I found this recipe in Lonely Planet’s Thailand: From the Source cookbook (yes, LP has a few cookbooks!) and we are now all obsessed with this dish. It’s a southern Thai meets Indian dish where the chicken is braised in rice with turmeric and spices and this specific recipe calls for a generous scattering of deep fried shallots over top. SO GOOD!!! Even my increasingly picky toddler was going to town on this. (Although, he wouldn’t eat the shallots ‘cus he said they were ‘octopus’ – you can’t win em all!)
A few things I did different: There’s a recipe for a chilli dipping sauce included but I skipped it and just used store-bought Thai sweet chilli sauce. I also used coconut milk instead of unsweetened evaporated milk and used de-boned chicken thighs instead of entire chicken legs. Just though it would make my life a bit easier but if you want, the original recipe calls for 3 chicken legs with the skin removed and cut into big chunks (whatever ‘big’ means, I dunno!)

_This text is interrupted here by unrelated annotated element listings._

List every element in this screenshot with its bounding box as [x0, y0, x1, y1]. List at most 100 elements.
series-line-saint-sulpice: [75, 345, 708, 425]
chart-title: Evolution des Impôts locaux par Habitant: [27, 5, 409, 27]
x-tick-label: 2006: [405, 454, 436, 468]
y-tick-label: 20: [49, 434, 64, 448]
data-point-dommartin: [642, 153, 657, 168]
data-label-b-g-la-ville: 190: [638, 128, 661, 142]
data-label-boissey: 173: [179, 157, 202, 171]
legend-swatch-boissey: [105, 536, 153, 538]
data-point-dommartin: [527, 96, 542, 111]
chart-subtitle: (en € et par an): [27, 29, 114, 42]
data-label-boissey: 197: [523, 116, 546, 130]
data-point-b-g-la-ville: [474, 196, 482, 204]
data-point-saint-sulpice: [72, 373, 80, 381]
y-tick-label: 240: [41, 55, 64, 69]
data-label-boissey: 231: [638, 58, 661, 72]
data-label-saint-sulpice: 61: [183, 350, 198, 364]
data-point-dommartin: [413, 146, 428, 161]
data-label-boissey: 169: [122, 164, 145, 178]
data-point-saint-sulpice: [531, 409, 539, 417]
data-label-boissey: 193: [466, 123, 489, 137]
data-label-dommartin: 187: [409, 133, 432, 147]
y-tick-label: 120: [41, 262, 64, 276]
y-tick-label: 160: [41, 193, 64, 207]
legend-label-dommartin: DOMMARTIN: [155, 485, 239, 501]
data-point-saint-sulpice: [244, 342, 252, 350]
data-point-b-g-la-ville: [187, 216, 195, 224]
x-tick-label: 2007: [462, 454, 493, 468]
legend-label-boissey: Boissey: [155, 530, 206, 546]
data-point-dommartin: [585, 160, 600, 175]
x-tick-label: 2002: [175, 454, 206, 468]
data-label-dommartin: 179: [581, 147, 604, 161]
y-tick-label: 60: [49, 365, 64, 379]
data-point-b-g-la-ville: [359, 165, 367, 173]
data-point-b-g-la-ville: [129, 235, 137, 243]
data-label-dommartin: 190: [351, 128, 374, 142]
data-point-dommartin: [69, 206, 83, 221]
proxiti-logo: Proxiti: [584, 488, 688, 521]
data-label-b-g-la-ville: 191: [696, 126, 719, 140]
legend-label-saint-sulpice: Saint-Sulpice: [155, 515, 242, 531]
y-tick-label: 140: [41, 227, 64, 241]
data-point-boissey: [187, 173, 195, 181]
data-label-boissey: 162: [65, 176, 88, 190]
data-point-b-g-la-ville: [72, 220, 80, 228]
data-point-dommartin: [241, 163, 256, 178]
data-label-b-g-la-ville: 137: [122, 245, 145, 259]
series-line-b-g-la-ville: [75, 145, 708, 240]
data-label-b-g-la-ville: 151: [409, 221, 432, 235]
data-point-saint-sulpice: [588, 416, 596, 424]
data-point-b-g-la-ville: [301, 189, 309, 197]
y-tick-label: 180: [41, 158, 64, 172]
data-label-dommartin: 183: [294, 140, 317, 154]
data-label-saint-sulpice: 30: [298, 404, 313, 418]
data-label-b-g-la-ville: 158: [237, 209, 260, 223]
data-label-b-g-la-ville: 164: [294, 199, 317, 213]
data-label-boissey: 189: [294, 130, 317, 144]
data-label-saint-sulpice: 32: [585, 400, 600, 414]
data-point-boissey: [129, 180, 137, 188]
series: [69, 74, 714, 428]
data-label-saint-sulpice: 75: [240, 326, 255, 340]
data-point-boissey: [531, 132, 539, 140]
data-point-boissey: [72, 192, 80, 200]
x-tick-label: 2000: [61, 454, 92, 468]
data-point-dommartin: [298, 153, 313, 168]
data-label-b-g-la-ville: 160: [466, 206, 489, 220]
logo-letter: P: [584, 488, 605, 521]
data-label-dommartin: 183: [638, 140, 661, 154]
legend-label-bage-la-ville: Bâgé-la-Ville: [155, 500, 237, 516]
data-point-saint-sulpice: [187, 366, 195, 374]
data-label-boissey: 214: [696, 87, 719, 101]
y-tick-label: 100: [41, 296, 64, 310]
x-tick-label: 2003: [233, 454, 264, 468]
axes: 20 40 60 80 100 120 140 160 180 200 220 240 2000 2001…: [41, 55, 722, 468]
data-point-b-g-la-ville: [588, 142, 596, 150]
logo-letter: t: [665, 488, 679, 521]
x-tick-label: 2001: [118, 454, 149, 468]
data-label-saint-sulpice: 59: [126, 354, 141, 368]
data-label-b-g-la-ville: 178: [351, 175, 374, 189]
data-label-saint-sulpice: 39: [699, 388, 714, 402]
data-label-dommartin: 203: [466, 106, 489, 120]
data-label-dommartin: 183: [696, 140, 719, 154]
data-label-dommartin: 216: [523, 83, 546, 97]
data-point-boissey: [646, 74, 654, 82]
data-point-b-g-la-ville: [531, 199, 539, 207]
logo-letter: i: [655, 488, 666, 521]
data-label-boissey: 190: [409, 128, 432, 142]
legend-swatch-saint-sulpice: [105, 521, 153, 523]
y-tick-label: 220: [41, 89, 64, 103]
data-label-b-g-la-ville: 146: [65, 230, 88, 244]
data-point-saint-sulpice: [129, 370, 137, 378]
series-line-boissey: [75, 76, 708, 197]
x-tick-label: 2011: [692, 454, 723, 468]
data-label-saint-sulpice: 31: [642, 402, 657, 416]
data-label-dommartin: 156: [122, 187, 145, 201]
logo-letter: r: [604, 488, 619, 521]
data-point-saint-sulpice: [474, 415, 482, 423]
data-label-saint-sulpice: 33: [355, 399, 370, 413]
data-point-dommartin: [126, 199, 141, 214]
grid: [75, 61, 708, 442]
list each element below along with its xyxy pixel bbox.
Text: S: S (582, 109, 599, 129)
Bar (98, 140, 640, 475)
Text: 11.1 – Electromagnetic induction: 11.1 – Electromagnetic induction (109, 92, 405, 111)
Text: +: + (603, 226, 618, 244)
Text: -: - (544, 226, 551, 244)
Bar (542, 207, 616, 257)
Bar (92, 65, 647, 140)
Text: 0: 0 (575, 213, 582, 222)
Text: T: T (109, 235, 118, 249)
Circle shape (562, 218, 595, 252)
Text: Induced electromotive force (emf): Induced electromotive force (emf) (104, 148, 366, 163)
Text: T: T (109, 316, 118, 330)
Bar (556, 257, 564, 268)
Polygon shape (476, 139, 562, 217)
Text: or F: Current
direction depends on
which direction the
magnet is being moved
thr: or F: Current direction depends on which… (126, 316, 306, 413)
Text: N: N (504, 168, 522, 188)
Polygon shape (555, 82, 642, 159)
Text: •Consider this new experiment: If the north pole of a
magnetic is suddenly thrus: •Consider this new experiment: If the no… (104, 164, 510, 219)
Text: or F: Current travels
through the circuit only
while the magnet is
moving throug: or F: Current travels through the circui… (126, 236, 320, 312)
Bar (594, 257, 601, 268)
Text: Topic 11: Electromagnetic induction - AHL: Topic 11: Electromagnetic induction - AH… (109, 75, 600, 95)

~700 grams chicken thighs, cut into roughly 1 inch pieces / 2 tsp curry powder (I used Indian curry) / 1 tsp ground turmeric / 1 tsp ground coriander / 1/2 tsp ground cumin / 1 tsp ground cinnamon / 1 tsp salt / 1 tbsp sugar / 2 bay leaves / 200 ml coconut milk / 1 and 1/2 tbsp butter / 2 cups jasmine rice, rinsed and drained / 2 cups water / canola oil for frying / 300 grams shallots, very finely sliced (this seems like a lot but it’s really not after frying) / pinch of salt
Mix the spices, salt, sugar, bay leaves and coconut milk in a large bowl. Mix the chicken in and let it marinate for at least 15 minutes.
In a frying pan or a wok, melt the butter over medium-high heat and then add the chicken, including the marinade. Fry for about 10 minutes or until the chicken is juuuust cooked. Transfer to a bowl.
I replaced my rice cooker with an Instant Pot so I used that but you can of course use a rice cooker or cook on the stove top. Add the drained rice and then put the chicken and sauce on top. Then add the water and if you have the Instant Pot, just press the rice button. (I am such an Instant Pot convert!) If you’re cooking on the stove top, bring to a boil and then cover with the lid and turn the heat to low. Cook for 20-25 minutes until the rice is cooked.
While the rice is cooking, fry the shallots. In a frying pan or a wok over medium heat, add just enough oil so that you can deep-fry. Toss the shallots with the salt in a bowl and then squeeze out as much liquid as you can. When the oil is hot, fry the shallots in batches for about 1 to 2 minutes until crispy. When each batch is done, transfer to a plate lined with paper towel to drain any excess oil.
Plate up the rice and chicken, scatter the fried shallots over top and serve with a small bowl of sweet chilli sauce on the side. Again, SO GOOD!